Looking through the Intervals.icu forum, I found that Miguel had already built a Python MCP server for this exact purpose. It's an excellent implementation, but I decided to build my own TypeScript version. Partly because I wanted to tweak some of the data and experiment with MCP, partly because I prefer TypeScript for API integrations.

What I Built

The result is an MCP server that gives Claude access to your Intervals.icu data through several tools:

Activity Tools:

  • getActivities - List your recent training sessions
  • getActivityDetails - Deep dive into specific workouts

Event Management (pre-planned workouts):

  • createEvent - Schedule new workouts
  • createBulkEvents - Set up training blocks
  • getEvents - See what's planned
  • deleteEvent / deleteBulkEvents - Clean up your calendar

Profile & Wellness:

  • getAthleteDetails - Your stats and settings
  • getWellnessData - Recovery metrics, sleep, stress levels

How It Works

Once configured, Claude can actually see your training data. You can ask questions like "How's my training load this week?" and it'll check your actual sessions. Ask "Should I do that brick workout tomorrow?" and it can see your recent bike and run sessions, recovery status, and what you have planned. It's like having a coach who never forgets a workout and can instantly recall every metric you've ever recorded.

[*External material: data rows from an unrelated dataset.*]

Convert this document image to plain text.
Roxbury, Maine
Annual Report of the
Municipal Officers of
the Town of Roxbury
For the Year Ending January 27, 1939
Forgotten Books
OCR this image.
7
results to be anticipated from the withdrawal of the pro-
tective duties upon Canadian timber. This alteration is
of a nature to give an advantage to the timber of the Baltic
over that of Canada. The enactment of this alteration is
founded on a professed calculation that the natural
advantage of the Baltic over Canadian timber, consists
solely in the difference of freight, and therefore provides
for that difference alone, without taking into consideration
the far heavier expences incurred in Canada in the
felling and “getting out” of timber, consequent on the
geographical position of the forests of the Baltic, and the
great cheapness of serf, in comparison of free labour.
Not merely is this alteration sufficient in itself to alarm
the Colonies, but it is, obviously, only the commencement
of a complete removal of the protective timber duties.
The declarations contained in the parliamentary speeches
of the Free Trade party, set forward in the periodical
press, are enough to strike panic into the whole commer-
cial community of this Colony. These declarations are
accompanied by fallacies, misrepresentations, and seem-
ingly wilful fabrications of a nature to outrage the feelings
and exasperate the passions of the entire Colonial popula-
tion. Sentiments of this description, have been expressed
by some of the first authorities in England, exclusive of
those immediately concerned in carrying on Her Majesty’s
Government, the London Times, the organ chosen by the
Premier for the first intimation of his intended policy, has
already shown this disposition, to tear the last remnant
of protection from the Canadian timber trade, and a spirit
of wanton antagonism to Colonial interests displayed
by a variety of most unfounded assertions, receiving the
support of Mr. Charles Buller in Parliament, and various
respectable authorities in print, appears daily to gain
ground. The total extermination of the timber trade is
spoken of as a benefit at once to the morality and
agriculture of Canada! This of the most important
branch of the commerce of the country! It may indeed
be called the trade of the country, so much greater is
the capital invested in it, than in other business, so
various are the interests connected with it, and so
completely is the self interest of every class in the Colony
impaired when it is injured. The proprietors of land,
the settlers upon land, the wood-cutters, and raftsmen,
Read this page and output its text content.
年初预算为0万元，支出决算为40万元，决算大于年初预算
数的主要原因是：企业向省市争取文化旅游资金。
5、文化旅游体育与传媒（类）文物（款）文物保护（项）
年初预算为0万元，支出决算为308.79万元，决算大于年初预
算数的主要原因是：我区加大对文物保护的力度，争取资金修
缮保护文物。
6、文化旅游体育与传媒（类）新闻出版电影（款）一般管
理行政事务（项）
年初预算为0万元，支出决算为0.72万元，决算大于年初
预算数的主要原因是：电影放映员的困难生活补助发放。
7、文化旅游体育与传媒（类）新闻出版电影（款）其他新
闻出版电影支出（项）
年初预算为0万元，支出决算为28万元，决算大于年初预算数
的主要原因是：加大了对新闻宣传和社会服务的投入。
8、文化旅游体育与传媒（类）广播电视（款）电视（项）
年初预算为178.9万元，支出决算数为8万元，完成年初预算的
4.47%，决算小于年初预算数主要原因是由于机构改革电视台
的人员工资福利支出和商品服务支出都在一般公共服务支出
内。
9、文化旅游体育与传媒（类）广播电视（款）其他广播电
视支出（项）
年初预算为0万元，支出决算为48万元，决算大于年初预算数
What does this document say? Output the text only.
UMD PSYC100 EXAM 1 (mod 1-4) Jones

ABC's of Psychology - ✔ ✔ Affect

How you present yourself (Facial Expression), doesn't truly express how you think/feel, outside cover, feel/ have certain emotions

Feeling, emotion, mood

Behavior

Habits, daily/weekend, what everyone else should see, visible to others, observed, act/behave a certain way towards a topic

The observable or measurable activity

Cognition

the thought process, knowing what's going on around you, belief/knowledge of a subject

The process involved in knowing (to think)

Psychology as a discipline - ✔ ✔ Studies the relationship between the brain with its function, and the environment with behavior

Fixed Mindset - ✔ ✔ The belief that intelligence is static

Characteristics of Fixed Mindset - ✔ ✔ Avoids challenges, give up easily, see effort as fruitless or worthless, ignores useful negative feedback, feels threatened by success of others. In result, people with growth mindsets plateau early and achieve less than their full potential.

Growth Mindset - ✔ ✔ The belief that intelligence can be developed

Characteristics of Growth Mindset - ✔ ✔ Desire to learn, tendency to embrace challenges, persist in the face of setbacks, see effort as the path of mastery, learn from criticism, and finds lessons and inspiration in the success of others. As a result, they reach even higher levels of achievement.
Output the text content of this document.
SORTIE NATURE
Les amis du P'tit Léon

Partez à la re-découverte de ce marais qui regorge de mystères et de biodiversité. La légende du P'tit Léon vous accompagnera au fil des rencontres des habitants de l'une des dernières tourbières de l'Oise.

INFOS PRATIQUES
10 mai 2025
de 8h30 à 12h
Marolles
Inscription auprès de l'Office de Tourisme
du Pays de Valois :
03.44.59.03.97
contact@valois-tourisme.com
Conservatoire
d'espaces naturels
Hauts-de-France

You can even do some fun stuff like ask it to act like a certain coach or ... David Goggins 😳

David Goggins

Technical Implementation

The core tech stack:

  • TypeScript with the MCP SDK
  • Auto-generated API client from Intervals.icu's OpenAPI spec
  • Zod for input validation
  • Basic error handling and logging

Since Intervals.icu publishes an OpenAPI spec, generating a full Axios API client with hey-api was trivial - a real time saver! Using Cursor, it was fairly straightforward to prompt it to create the MCP tools from the available client methods.

Setup

If you want to try it, full instructions are in the GitHub repo readme. It takes a bit of setup if you're new to coding, but it's well documented. I might look into hosting the server somewhere at some point so it's available online rather than just locally.

What's Next

It's worth noting that this is in no way replacing human coaches - my best results have always come from learning from and working with humans. But it is democratising access to data-driven training advice, and I'm excited to see how this technology develops. If you’re curious or want to contribute, feel free to fork the repo or open an issue.

I'll be using this "coach" in my build to Valencia Marathon in December and will report back on how useful it actually is in practice.